Ricardo Hausmann dirige le Growth Lab de Harvard. Ancien ministre vénézuélien de la Planification et ancien économiste en chef de la Banque interaméricaine de développement (BID), il a consacré ses travaux à la façon dont les économies découvrent ce qu'elles savent produire. C'est l'inspiration théorique d'ESF.

Thomas Kehler

En 1969, Thomas Kehler faisait partie de l'équipe de quatre personnes qui a lancé la filière colombienne des fleurs coupées, aujourd'hui un secteur de plusieurs milliards de dollars. Dix ans plus tard, il a recommencé avec le saumon fumé chilien. C'est l'inspiration pratique d'ESF.
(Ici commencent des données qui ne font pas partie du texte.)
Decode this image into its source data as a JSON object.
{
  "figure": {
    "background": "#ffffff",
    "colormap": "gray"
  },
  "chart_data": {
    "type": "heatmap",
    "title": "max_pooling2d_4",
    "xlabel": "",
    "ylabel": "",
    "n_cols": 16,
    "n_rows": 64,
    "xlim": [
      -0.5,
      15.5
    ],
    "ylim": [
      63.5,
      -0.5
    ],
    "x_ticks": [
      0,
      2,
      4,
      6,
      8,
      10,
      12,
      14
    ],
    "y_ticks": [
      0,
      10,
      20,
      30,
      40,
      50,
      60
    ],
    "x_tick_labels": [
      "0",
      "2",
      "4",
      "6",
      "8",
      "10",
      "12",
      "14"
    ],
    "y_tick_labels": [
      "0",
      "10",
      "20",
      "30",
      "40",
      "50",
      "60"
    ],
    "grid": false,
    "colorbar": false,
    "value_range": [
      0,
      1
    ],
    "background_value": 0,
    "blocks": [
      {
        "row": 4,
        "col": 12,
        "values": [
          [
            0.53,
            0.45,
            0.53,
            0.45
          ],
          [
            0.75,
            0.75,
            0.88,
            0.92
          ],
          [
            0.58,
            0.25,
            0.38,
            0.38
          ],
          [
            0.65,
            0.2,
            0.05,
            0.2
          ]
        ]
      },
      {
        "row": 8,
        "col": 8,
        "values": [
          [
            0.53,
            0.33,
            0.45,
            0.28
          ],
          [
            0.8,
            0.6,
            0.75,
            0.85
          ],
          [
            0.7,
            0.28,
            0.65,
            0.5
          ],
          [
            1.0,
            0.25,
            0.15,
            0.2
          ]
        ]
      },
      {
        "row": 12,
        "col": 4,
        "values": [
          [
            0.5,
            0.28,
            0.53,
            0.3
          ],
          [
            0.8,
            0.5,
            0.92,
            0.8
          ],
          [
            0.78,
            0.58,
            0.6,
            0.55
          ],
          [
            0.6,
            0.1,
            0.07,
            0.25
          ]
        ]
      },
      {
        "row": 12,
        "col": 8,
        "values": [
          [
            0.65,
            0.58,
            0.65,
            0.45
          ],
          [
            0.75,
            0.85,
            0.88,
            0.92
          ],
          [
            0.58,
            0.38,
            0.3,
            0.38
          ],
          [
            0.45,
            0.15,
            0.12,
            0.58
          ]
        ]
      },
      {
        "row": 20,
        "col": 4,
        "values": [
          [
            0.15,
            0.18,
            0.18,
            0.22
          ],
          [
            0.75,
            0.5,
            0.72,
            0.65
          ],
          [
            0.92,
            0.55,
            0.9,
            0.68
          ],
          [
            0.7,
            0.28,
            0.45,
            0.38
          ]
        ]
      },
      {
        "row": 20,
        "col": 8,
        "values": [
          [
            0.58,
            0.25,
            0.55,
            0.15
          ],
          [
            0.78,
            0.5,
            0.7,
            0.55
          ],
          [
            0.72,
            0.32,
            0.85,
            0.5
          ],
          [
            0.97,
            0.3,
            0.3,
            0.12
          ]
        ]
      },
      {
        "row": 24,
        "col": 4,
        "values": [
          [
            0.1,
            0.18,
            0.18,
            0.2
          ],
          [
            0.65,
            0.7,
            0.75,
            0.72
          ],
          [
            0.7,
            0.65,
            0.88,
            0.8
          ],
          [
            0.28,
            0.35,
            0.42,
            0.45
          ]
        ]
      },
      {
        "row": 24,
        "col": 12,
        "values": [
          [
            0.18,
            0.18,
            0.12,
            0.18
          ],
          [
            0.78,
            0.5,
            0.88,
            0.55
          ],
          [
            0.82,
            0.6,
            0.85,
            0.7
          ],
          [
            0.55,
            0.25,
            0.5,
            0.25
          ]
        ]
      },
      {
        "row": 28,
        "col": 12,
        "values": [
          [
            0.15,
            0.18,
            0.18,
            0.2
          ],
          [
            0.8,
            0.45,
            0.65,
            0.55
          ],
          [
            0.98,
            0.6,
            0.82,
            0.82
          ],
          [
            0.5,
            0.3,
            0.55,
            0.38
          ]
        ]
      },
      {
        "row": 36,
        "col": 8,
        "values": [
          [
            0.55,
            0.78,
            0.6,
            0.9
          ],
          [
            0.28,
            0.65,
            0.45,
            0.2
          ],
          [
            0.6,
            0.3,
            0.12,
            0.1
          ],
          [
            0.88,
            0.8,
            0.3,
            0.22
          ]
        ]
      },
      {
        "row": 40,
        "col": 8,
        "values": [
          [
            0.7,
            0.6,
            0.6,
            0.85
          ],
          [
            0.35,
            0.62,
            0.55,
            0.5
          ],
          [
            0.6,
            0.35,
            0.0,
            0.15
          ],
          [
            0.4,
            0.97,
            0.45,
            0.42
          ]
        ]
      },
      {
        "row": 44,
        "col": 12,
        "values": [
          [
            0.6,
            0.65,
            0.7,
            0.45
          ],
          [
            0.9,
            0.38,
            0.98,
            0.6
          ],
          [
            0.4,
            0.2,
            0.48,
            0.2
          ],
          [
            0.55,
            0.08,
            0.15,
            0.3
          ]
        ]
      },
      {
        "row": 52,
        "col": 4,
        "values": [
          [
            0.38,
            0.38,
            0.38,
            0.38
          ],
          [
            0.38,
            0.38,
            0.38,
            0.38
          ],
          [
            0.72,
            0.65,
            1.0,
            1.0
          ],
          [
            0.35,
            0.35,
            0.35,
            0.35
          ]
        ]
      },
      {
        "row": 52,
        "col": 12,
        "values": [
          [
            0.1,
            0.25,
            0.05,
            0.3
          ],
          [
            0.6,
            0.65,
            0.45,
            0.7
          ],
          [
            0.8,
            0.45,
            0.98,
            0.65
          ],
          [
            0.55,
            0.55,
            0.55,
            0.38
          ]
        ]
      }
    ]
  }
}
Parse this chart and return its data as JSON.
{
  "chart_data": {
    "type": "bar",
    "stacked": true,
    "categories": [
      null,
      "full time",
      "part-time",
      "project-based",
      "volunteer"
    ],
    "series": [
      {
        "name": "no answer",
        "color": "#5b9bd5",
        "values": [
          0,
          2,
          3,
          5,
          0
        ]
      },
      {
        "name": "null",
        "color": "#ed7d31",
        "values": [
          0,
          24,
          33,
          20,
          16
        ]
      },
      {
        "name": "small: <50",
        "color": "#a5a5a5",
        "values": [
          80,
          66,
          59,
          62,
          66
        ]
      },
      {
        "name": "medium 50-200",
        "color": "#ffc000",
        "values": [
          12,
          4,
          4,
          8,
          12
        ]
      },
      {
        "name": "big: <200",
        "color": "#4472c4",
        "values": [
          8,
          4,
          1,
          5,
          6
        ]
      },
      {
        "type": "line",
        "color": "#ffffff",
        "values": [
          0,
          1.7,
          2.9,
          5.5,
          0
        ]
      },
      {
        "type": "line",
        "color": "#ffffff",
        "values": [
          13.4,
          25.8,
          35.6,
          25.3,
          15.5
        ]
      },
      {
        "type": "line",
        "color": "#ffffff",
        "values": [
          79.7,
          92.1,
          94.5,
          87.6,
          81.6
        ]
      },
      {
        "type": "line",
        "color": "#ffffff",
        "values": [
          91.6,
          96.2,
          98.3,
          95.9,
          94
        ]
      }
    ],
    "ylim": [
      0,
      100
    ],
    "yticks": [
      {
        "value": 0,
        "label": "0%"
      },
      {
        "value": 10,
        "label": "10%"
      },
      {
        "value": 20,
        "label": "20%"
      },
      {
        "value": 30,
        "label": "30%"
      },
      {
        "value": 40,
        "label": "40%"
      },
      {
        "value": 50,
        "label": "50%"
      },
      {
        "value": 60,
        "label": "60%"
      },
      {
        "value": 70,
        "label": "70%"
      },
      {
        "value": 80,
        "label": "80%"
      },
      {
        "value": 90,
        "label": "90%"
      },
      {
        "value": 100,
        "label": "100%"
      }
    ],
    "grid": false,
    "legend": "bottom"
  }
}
Membres externes du conseil d'administration

Kartik Akileswaran

En tant que cofondateur de Growth Teams, Kartik conçoit les mécanismes gouvernementaux capables de transformer les stratégies de croissance en exportations et en emplois. Il s'appuie sur ses 15 années d'expérience au sein d'organisations telles que la Banque mondiale, la Millennium Challenge Corporation et le Tony Blair Institute, où il a accompagné les gouvernements de pays à revenu faible et intermédiaire dans l'attraction d'investissements étrangers et la promotion de transformations structurelles, générant des dizaines de millions d'investissements directs étrangers dans les secteurs de l'industrie et des services.

Abdramane Diabate

Abdramane is a member of Dalberg’s Africa leadership team, advising leaders across government, business, and philanthropy. Founder of the Malian nonprofit Faso Sanu, Abdramane leverages a broad continental network and a rich background - including time in the military and as a cowboy - to accelerate Africa's economic transformation.

Richard Nerland

Richard gère un portefeuille de plusieurs milliards de dollars en tant que gestionnaire de fonds de trading quantitatif. Son ambition est de diriger un fonds d'une envergure similaire dédié à la modernisation de l'Afrique. Il a débuté en investissant dans Malengo, dont il siège au conseil d'administration, et conseille également l'African Urban Lab ainsi que la Global ISA alliance.